Mark Few is so evil he appears twice, as both #56 and 62. Con-zaga!

I guess a lot of movie villains are middle-aged men in suits, huh. But how many look like this?

http://media.scout.com/Media/Image/49/496484.jpg

shaka smart is so, so correct. this is basically the best thing we will ever run.

An awesome side benefit of this list is how, for the many coaches I am unfamiliar with, these will be the only things I know of them, a singular impression that will stick with me until brain cell death.

This would make a great deck of souvenir playing cards- à la the Iraqi most wanted.

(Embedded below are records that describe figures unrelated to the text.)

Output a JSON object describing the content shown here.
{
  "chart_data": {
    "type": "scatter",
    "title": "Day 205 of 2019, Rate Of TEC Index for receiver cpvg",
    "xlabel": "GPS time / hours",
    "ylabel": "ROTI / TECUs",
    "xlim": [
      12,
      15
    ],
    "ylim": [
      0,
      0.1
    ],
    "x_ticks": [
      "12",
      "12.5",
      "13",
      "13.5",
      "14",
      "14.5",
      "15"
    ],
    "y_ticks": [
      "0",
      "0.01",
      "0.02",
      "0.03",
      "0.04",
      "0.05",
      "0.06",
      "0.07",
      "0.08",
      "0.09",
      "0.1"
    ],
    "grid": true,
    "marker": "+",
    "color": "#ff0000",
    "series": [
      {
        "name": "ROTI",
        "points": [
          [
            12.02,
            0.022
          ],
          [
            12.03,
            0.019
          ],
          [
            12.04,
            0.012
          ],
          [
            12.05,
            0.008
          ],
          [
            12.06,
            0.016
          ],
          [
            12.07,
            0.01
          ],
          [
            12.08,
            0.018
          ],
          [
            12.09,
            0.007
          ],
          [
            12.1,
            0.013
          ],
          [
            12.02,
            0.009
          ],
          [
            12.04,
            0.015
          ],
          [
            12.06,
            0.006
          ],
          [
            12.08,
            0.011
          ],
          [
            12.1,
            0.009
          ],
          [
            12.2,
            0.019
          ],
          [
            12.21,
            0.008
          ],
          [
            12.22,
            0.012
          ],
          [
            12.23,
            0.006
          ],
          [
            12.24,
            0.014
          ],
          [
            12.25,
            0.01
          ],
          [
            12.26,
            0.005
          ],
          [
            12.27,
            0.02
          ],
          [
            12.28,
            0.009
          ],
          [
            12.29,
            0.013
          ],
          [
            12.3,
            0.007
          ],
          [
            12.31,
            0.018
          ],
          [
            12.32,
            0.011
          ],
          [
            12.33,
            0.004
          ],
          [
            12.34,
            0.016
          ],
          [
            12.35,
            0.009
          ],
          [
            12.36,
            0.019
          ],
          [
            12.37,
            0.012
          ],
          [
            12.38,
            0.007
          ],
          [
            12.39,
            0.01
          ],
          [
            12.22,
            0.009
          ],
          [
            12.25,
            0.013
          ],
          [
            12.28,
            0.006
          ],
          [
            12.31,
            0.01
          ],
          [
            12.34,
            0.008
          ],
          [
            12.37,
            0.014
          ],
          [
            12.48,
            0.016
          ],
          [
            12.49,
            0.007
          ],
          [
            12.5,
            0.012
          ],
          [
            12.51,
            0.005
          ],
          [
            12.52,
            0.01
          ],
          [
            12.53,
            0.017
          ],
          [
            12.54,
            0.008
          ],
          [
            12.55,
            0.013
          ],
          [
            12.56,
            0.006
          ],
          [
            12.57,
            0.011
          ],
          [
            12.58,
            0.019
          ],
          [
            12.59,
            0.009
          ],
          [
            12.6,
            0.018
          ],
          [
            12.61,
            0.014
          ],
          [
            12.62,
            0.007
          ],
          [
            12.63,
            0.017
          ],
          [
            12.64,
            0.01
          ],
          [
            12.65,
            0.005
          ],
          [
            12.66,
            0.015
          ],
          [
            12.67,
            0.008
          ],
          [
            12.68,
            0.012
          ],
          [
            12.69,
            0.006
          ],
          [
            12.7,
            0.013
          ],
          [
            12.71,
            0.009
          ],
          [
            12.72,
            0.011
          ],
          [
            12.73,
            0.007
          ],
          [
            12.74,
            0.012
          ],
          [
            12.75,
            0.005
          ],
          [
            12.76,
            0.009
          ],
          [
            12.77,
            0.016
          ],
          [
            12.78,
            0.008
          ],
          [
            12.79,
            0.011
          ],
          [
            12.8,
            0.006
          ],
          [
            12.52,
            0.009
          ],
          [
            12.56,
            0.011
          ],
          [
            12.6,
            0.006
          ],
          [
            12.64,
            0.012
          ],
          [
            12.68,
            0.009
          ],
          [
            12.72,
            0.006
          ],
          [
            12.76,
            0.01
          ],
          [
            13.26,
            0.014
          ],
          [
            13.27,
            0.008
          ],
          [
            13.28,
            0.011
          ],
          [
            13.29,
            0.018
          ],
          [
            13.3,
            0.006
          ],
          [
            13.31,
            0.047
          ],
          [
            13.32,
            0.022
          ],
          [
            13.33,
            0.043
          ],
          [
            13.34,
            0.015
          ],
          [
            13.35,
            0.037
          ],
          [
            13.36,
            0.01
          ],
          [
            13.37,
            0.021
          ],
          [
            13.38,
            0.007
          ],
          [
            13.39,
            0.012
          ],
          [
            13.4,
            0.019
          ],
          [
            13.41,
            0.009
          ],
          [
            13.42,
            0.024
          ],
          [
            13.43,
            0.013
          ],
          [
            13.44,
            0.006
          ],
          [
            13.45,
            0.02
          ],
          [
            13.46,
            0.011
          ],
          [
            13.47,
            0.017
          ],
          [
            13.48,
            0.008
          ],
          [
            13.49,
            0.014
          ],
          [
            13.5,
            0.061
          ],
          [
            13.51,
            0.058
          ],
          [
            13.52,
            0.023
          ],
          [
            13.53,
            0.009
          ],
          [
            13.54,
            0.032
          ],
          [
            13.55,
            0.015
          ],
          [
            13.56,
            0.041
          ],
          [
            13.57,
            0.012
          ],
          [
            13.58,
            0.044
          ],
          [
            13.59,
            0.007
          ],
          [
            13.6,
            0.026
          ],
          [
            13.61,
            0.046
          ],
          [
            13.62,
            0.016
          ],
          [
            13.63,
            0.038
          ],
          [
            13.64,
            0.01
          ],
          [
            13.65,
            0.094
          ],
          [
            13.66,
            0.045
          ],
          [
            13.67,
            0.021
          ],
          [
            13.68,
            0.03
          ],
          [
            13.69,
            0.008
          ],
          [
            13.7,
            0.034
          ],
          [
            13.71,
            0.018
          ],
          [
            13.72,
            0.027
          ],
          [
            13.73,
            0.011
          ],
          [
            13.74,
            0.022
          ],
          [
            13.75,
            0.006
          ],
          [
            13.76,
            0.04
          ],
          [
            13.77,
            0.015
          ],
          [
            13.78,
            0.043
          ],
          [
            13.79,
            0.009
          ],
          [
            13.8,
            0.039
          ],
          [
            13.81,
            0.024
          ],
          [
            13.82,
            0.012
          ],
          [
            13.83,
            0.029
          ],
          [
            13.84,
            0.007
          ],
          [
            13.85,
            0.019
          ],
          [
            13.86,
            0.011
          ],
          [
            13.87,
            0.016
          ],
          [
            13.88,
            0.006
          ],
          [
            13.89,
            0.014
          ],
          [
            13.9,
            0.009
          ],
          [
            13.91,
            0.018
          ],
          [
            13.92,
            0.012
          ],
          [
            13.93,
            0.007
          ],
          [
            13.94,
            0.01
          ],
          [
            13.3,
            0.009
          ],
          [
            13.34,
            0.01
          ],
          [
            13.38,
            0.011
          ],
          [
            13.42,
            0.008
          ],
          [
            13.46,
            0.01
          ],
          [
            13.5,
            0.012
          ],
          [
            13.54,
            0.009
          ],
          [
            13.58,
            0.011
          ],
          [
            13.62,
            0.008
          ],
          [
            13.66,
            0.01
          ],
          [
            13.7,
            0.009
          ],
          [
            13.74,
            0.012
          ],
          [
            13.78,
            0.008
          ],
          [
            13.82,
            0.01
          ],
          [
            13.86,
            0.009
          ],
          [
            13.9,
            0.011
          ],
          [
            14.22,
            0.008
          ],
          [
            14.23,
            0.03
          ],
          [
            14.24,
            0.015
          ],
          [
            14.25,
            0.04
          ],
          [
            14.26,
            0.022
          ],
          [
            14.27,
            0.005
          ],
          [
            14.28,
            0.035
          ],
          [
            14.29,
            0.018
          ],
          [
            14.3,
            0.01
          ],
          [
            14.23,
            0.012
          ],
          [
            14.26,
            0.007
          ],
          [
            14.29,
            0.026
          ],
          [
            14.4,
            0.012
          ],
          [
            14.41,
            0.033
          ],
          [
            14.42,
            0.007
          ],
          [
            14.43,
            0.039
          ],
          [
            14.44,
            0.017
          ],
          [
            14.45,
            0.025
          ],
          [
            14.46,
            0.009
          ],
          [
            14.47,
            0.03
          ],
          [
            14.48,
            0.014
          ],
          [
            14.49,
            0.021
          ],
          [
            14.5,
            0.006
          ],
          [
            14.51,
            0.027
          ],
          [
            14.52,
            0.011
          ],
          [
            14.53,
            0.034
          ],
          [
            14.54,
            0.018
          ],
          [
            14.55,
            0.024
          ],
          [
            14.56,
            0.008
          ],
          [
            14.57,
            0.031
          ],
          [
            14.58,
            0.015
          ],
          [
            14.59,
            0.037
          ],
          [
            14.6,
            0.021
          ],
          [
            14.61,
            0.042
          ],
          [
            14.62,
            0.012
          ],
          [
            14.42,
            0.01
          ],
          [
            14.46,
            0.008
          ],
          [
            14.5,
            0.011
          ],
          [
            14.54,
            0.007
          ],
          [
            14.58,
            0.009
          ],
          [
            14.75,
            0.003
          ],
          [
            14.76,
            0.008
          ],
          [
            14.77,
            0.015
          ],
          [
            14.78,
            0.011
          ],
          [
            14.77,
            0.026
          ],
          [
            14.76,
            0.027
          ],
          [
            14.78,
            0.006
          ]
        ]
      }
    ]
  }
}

YES! Could not be more into that idea.

YES. Someone with photoshop and lots of extra time please make this happen.

I could illustrate it...
I'm breaking my precious commenter anonymity here but Ringomon = J.O.Applegate of various illustrations for Classical.org fame (cough-cough)
...but it would probably take me about 6 months to complete.
‘Shops or someone that's into college basketball (or cards games) much more than me would probably be a better choice.
This is definitely very rich source material though.

I'd drop Kickstarter $$$ on this in a heartbeat.